I listen to the message twice more – and by now the others are watching me. Waiting.
Three listens in, I still can’t tell for sure who’s shouting or why. But I can make a pretty good guess.
It’s my dad, isn’t it?
No wonder she was keen for me to get away from the house.
Poor Amy.
I’m about to hang up from my voicemail when a little robotic voice chimes in. “Next message,” it says. And just like that, I freeze.
Whatever I’m feeling, it must show on my face, because Steffan is on his feet and across the space between us before I can process the first words that come out of my phone’s little speaker.
“Hello. It’s y
our—” And then my phone is ripped from my hand. Steffan’s darting away from me, clutching it, pressing the keys, and without knowing what I’m doing or why, I’m going after him. At least, I’m trying to – but Jared’s arms are around my waist, holding me back.

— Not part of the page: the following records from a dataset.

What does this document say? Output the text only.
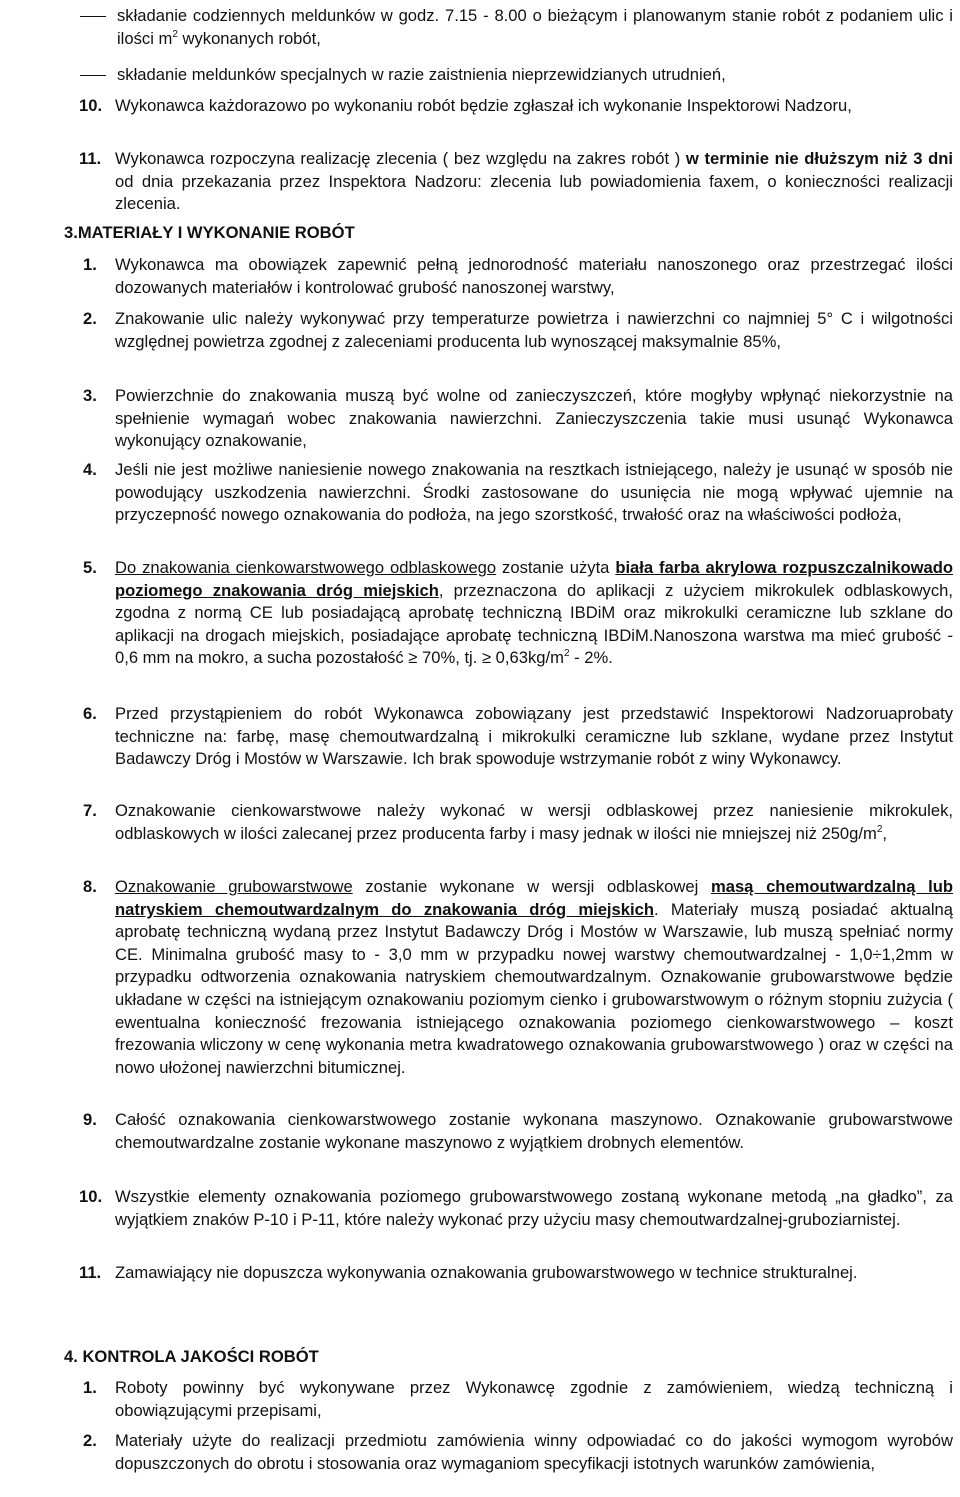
składanie codziennych meldunków w godz. 7.15 - 8.00 o bieżącym i planowanym stanie robót z podaniem ulic i ilości $m^2$ wykonanych robót,
składanie meldunków specjalnych w razie zaistnienia nieprzewidzianych utrudnień,
10. Wykonawca każdorazowo po wykonaniu robót będzie zgłaszał ich wykonanie Inspektorowi Nadzoru,
11. Wykonawca rozpoczyna realizację zlecenia ( bez względu na zakres robót ) w terminie nie dłuższym niż 3 dni od dnia przekazania przez Inspektora Nadzoru: zlecenia lub powiadomienia faxem, o konieczności realizacji zlecenia.
3.MATERIAŁY I WYKONANIE ROBÓT
1. Wykonawca ma obowiązek zapewnić pełną jednorodność materiału nanoszonego oraz przestrzegać ilości dozowanych materiałów i kontrolować grubość nanoszonej warstwy,
2. Znakowanie ulic należy wykonywać przy temperaturze powietrza i nawierzchni co najmniej 5° C i wilgotności względnej powietrza zgodnej z zaleceniami producenta lub wynoszącej maksymalnie 85%,
3. Powierzchnie do znakowania muszą być wolne od zanieczyszczeń, które mogłyby wpłynąć niekorzystnie na spełnienie wymagań wobec znakowania nawierzchni. Zanieczyszczenia takie musi usunąć Wykonawca wykonujący oznakowanie,
4. Jeśli nie jest możliwe naniesienie nowego znakowania na resztkach istniejącego, należy je usunąć w sposób nie powodujący uszkodzenia nawierzchni. Środki zastosowane do usunięcia nie mogą wpływać ujemnie na przyczepność nowego oznakowania do podłoża, na jego szorstkość, trwałość oraz na właściwości podłoża,
5. Do znakowania cienkowarstwowego odblaskowego zostanie użyta biała farba akrylowa rozpuszczalnikowado poziomego znakowania dróg miejskich, przeznaczona do aplikacji z użyciem mikrokulek odblaskowych, zgodna z normą CE lub posiadającą aprobatę techniczną IBDiM oraz mikrokulki ceramiczne lub szklane do aplikacji na drogach miejskich, posiadające aprobatę techniczną IBDiM.Nanoszona warstwa ma mieć grubość - 0,6 mm na mokro, a sucha pozostałość ≥ 70%, tj. ≥ $0,63kg/m^2 - 2\%$.
6. Przed przystąpieniem do robót Wykonawca zobowiązany jest przedstawić Inspektorowi Nadzoruaprobaty techniczne na: farbę, masę chemoutwardzalną i mikrokulki ceramiczne lub szklane, wydane przez Instytut Badawczy Dróg i Mostów w Warszawie. Ich brak spowoduje wstrzymanie robót z winy Wykonawcy.
7. Oznakowanie cienkowarstwowe należy wykonać w wersji odblaskowej przez naniesienie mikrokulek, odblaskowych w ilości zalecanej przez producenta farby i masy jednak w ilości nie mniejszej niż $250g/m^2$,
8. Oznakowanie grubowarstwowe zostanie wykonane w wersji odblaskowej masą chemoutwardzalną lub natryskiem chemoutwardzalnym do znakowania dróg miejskich. Materiały muszą posiadać aktualną aprobatę techniczną wydaną przez Instytut Badawczy Dróg i Mostów w Warszawie, lub muszą spełniać normy CE. Minimalna grubość masy to - 3,0 mm w przypadku nowej warstwy chemoutwardzalnej - 1,0÷1,2mm w przypadku odtworzenia oznakowania natryskiem chemoutwardzalnym. Oznakowanie grubowarstwowe będzie układane w części na istniejącym oznakowaniu poziomym cienko i grubowarstwowym o różnym stopniu zużycia ( ewentualna konieczność frezowania istniejącego oznakowania poziomego cienkowarstwowego – koszt frezowania wliczony w cenę wykonania metra kwadratowego oznakowania grubowarstwowego ) oraz w części na nowo ułożonej nawierzchni bitumicznej.
9. Całość oznakowania cienkowarstwowego zostanie wykonana maszynowo. Oznakowanie grubowarstwowe chemoutwardzalne zostanie wykonane maszynowo z wyjątkiem drobnych elementów.
10. Wszystkie elementy oznakowania poziomego grubowarstwowego zostaną wykonane metodą „na gładko”, za wyjątkiem znaków P-10 i P-11, które należy wykonać przy użyciu masy chemoutwardzalnej-gruboziarnistej.
11. Zamawiający nie dopuszcza wykonywania oznakowania grubowarstwowego w technice strukturalnej.
4. KONTROLA JAKOŚCI ROBÓT
1. Roboty powinny być wykonywane przez Wykonawcę zgodnie z zamówieniem, wiedzą techniczną i obowiązującymi przepisami,
2. Materiały użyte do realizacji przedmiotu zamówienia winny odpowiadać co do jakości wymogom wyrobów dopuszczonych do obrotu i stosowania oraz wymaganiom specyfikacji istotnych warunków zamówienia,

I can hear myself shouting. I can’t make it stop. I can’t make any of it stop. I can’t make Jared let go and I can’t stop screaming and I can’t stop Steffan from deleting my mother’s voice for ever.
Jared’s grip is strong, and it’s only when he releases me that I can move. Steffan is already holding my phone out to me apologetically. I ignore it, and slap him across the cheek as hard as I can. It hurts my palm; but it’s a different kind of pain to when I hit Becca (who am I? I never used to be this, to do this; to lash out like a feral cat). The slap hurts Steffan’s cheek more than it hurts me though; already I can see a shocking imprint of my fingers spreading across one side of his face, as though I’d dipped my hand into red ink and painted the image onto him. He drops my phone and I snatch it up before he can reach for it, clutching it to me like a newborn kitten. I try my voicemail and my hands are shaking so hard that I can barely hit the right key.
“You have no messages.”
How I hate Voicemail Robot Lady, and how I hate Steffan. The force of it surprises me as it washes over me, rushes through me.

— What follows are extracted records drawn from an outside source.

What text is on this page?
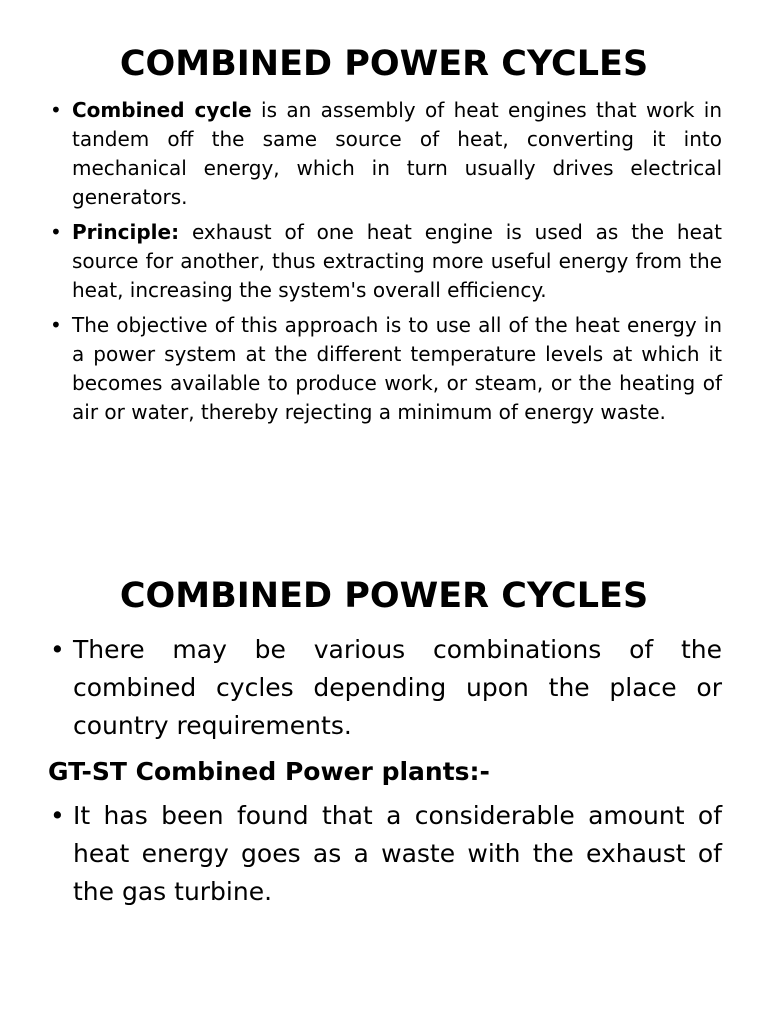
COMBINED POWER CYCLES
• Combined cycle is an assembly of heat engines that work in tandem off the same source of heat, converting it into mechanical energy, which in turn usually drives electrical generators.
• Principle: exhaust of one heat engine is used as the heat source for another, thus extracting more useful energy from the heat, increasing the system's overall efficiency.
• The objective of this approach is to use all of the heat energy in a power system at the different temperature levels at which it becomes available to produce work, or steam, or the heating of air or water, thereby rejecting a minimum of energy waste.
COMBINED POWER CYCLES
• There may be various combinations of the combined cycles depending upon the place or country requirements.
GT-ST Combined Power plants:-
• It has been found that a considerable amount of heat energy goes as a waste with the exhaust of the gas turbine.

“You had no right,” is all I can say.
He hasn’t moved.
“No right.” I sound like an echo of myself.
“I know.”
He isn’t even trying to apologize. He knows he can’t, that there’s nothing he can say that will make what he just did right. But I know there’s more coming. He opens another beer and he sits. And he talks.

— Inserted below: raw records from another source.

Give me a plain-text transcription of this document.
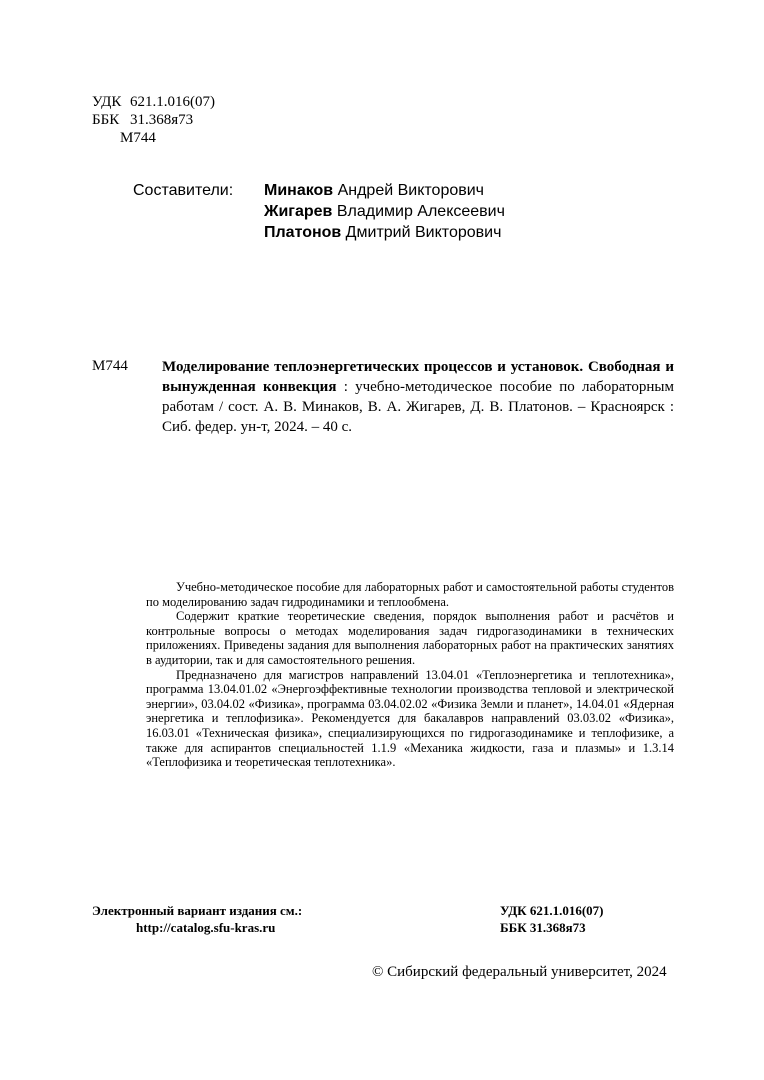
УДК 621.1.016(07)
ББК 31.368я73
М744
Составители: Минаков Андрей Викторович
Жигарев Владимир Алексеевич
Платонов Дмитрий Викторович
М744 Моделирование теплоэнергетических процессов и установок. Свободная и вынужденная конвекция : учебно-методическое пособие по лабораторным работам / сост. А. В. Минаков, В. А. Жигарев, Д. В. Платонов. – Красноярск : Сиб. федер. ун-т, 2024. – 40 с.

Учебно-методическое пособие для лабораторных работ и самостоятельной работы студентов по моделированию задач гидродинамики и теплообмена.

Содержит краткие теоретические сведения, порядок выполнения работ и расчётов и контрольные вопросы о методах моделирования задач гидрогазодинамики в технических приложениях. Приведены задания для выполнения лабораторных работ на практических занятиях в аудитории, так и для самостоятельного решения.

Предназначено для магистров направлений 13.04.01 «Теплоэнергетика и теплотехника», программа 13.04.01.02 «Энергоэффективные технологии производства тепловой и электрической энергии», 03.04.02 «Физика», программа 03.04.02.02 «Физика Земли и планет», 14.04.01 «Ядерная энергетика и теплофизика». Рекомендуется для бакалавров направлений 03.03.02 «Физика», 16.03.01 «Техническая физика», специализирующихся по гидрогазодинамике и теплофизике, а также для аспирантов специальностей 1.1.9 «Механика жидкости, газа и плазмы» и 1.3.14 «Теплофизика и теоретическая теплотехника».

Электронный вариант издания см.:
http://catalog.sfu-kras.ru
УДК 621.1.016(07)
ББК 31.368я73
© Сибирский федеральный университет, 2024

“When Mum died, I saved the last couple of messages she’d left on my voicemail. It’s not like they were special or anything; one of them was her having a right go at me for being out late one night, and the other was her going mental because I’d not done…something. I listened to them every fricking night for three months, Lim, just to hear her voice. And you know what? The more I listened to them, the worse it got. Maybe because I knew that those were the last things I’d hear her say – ever – and maybe because in both of those stupid messages, she was disappointed. She’d left them because of what I’d done or not done or whatever. I’d let her down. Every time I listened to them, that’s all they reminded me of. Letting her down.” He sets the bottle down between his feet and lowers his head into his hands. I can see his fingers working themselves through his hair until he looks up again and he looks me straight in the eye. “You don’t want a disappointed voicemail to be the thing you remember.”